A total of 434 medical files were reviewed; mean age of patients was 74.2 ± 10.6 years, and 83% were older than 65 years. Sensitivity of algorithm #3 (diagnosis within 2-5 years and/or specific drug use within 2 years and nephrologist visit ≥4 within 2-5 years) in identification of CKD G4-5ND ranged from 82.5% to 89.0%, specificity from 97.1% to 98.9% with PPV and NPV ranging from 94.5% to 97.7% and 91.1% to 94.2%, respectively. The subsequent subgroup analysis (diabetes, hypertension, and <65 and ≥65 years) and also the comparisons of predicted prevalence in a cohort of older adults relative to published data emphasized the accuracy of our algorithm for patients with severe CKD (CKD G4-5ND).
Our cohort comprised mostly older adults, and results may not be generalizable to all adults. Participants with CKD without 2 serum creatinine measurements up to 1 year apart were excluded.
The case definition of severe CKD G4-5ND derived from an algorithm using diagnosis code, drug use, and nephrologist visits from administrative databases is a valid algorithm compared with medical chart reviews in older adults.
慢性肾脏病(CKD)是一个主要的健康问题和心血管危险因素。在利用真实世界数据进行药物获益和风险研究中,对行政数据检测CKD的有效性评估很重要。现有算法存在局限性,鉴于药物获益/风险比在现实世界中的重要性,我们需要利用行政数据开发新算法。
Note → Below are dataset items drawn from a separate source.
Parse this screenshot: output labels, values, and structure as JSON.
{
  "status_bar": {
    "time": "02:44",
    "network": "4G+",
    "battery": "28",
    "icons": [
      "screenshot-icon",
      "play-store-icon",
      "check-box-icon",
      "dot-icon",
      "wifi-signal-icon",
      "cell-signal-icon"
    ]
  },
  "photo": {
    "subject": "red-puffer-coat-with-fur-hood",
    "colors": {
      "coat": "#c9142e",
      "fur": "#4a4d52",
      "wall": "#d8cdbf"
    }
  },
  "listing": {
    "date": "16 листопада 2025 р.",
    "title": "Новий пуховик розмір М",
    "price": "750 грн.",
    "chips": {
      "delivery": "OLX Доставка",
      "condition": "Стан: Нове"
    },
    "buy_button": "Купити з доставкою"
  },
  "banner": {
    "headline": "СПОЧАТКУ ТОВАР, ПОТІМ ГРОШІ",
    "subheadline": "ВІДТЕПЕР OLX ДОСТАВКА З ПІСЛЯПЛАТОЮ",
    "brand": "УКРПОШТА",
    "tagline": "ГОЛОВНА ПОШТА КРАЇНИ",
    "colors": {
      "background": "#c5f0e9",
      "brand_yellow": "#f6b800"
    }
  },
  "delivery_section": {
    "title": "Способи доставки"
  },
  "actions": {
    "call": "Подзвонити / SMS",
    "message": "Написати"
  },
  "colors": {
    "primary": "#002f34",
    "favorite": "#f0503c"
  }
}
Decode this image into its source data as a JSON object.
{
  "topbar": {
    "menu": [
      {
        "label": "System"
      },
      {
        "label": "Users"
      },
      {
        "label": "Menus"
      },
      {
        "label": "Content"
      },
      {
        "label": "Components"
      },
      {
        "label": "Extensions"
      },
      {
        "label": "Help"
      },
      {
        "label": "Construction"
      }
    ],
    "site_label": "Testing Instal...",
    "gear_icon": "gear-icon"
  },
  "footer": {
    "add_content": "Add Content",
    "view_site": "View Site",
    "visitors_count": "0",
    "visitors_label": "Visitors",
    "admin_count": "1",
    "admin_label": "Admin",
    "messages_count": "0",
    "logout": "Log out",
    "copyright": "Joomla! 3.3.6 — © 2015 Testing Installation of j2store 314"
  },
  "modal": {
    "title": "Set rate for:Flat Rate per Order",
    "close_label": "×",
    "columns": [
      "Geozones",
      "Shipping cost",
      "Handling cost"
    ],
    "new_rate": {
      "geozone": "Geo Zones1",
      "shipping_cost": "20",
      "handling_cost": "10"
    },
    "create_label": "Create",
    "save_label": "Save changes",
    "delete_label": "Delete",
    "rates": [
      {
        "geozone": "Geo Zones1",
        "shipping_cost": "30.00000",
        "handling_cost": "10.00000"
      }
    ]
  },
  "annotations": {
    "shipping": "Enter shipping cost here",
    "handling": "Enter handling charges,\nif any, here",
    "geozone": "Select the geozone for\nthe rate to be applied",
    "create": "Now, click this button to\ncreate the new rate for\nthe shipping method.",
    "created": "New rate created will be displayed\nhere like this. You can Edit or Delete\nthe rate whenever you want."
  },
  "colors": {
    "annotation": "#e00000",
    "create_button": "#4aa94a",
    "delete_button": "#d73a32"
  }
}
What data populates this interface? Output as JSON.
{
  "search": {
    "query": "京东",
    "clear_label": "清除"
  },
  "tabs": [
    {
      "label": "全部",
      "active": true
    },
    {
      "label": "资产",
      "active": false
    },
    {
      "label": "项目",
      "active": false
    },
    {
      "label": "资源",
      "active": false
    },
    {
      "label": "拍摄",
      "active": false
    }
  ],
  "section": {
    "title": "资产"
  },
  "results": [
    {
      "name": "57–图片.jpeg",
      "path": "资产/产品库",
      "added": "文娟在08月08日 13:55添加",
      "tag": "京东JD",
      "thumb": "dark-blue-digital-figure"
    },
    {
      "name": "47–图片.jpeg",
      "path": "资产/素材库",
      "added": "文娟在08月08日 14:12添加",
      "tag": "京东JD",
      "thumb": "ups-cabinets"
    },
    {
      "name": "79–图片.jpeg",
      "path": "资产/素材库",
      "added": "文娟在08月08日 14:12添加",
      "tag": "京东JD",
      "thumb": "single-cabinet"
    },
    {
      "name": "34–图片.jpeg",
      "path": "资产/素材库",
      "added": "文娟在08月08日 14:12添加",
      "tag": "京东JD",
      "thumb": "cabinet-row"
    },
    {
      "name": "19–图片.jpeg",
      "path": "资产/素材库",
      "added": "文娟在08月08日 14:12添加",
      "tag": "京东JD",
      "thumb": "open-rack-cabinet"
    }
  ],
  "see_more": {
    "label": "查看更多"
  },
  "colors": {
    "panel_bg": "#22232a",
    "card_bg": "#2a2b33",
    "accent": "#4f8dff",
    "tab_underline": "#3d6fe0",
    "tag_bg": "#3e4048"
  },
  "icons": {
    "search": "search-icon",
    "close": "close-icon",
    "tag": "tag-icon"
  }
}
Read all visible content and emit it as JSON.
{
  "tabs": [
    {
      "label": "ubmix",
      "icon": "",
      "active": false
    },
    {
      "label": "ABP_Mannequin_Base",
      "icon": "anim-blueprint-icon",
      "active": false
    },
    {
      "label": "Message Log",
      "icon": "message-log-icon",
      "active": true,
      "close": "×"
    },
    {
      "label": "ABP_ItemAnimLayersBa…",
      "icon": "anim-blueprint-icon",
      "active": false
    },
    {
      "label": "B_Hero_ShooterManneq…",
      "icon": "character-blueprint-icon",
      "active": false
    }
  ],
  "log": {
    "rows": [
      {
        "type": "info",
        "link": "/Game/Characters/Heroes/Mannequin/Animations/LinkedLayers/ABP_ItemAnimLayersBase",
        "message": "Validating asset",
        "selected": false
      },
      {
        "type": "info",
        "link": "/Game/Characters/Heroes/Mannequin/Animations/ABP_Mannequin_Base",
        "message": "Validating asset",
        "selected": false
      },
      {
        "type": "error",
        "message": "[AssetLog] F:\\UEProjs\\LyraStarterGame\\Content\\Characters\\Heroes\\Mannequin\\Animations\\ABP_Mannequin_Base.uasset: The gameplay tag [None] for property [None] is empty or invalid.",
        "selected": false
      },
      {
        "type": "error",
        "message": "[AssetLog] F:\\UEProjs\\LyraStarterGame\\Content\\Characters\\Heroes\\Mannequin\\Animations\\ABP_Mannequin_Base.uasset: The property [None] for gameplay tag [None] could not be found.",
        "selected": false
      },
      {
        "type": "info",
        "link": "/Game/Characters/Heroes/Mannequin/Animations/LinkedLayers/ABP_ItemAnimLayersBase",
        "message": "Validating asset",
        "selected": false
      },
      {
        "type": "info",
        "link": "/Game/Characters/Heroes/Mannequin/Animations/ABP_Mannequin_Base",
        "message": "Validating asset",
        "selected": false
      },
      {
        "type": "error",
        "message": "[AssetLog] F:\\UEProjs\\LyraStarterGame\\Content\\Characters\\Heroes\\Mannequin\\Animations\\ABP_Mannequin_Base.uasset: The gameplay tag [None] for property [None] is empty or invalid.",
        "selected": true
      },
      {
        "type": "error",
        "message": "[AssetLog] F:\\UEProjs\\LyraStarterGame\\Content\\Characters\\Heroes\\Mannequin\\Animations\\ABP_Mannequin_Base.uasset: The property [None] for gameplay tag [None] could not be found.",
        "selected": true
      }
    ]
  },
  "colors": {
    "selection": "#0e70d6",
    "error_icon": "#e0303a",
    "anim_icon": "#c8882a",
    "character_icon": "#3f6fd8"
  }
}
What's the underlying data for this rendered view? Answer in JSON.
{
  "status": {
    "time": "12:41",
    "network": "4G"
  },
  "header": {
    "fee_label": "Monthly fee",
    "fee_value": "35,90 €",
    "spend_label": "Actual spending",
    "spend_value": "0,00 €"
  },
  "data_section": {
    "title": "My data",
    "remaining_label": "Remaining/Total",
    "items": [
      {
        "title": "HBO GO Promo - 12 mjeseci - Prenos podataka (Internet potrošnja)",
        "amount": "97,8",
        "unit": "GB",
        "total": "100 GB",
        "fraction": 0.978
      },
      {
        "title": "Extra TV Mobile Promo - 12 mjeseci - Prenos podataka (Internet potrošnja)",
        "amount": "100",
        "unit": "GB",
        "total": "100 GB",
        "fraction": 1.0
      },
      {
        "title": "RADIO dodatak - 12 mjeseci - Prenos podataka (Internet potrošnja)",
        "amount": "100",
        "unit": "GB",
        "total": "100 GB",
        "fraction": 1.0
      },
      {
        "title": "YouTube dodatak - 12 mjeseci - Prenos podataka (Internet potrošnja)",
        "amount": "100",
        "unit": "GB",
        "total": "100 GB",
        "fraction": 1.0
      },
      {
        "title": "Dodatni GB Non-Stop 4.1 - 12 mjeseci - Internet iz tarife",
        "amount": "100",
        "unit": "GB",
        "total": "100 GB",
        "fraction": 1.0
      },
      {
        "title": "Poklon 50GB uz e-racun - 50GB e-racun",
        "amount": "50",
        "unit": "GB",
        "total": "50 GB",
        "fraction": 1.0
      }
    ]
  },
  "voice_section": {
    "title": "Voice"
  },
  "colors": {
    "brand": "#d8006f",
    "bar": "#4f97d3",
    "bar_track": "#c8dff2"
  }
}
本研究的目的是使用魁北克省的行政数据库,以估计肾小球滤过率(eGFR)作为参考标准,验证一种用于CKD GFR 4-5期(eGFR<30 mL/min/1.73 m²但未接受透析或CKD G4-5ND)的预测算法。
这是一项使用病历收集和行政数据库的回顾性队列研究。
该研究在蒙特利尔市中心和农村地区的社区门诊医疗诊所和透析前门诊诊所进行。
对2013年9月1日至2015年6月30日期间至少有2次血清肌酐测量值(间隔最多1年)的患者医疗档案进行连续回顾(从我们开始研究的那天开始追溯)。我们排除了接受透析的终末期肾病患者。该研究于2013年9月开始。
使用CKD流行病学协作组(CKD-EPI)公式从每位患者的档案中估算肾小球滤过率。利用3个行政数据库开发了几种算法,这些数据库包含队列入组前5年内科医生诊疗信息(诊断和就诊次数)与医院出院数据的不同组合,以及队列入组前2年为准备透析的特定药物使用和医疗干预情况。
使用病历数据评估eGFR。通过敏感性、特异性、阳性预测值(PPV)和阴性预测值(NPV)评估检测CKD组的各种算法的有效性。
共审查了434份医疗档案;患者的平均年龄为74.2±10.6岁,83%的患者年龄超过65岁。算法3(2至5年内诊断和/或2年内特定药物使用以及2至5年内肾病专家就诊≥4次)识别CKD G4-5ND的敏感性范围为82.5%至89.0%,特异性范围为97.1%至98.9%,PPV和NPV分别为94.5%至97.7%和91.1%至94.2%。随后的亚组分析(糖尿病、高血压以及年龄<65岁和≥≥65岁)以及相对于已发表数据的老年人群队列中预测患病率的比较强调了我们的算法对重度CKD(CKD G4-5ND)患者的准确性。
我们的队列主要由老年人组成,结果可能无法推广到所有成年人。排除了间隔1年未进行2次血清肌酐测量的CKD参与者。
与老年人群的病历审查相比,使用行政数据库中的诊断代码、药物使用和肾病专家就诊情况得出的重度CKD G4-5ND病例定义是一种有效的算法。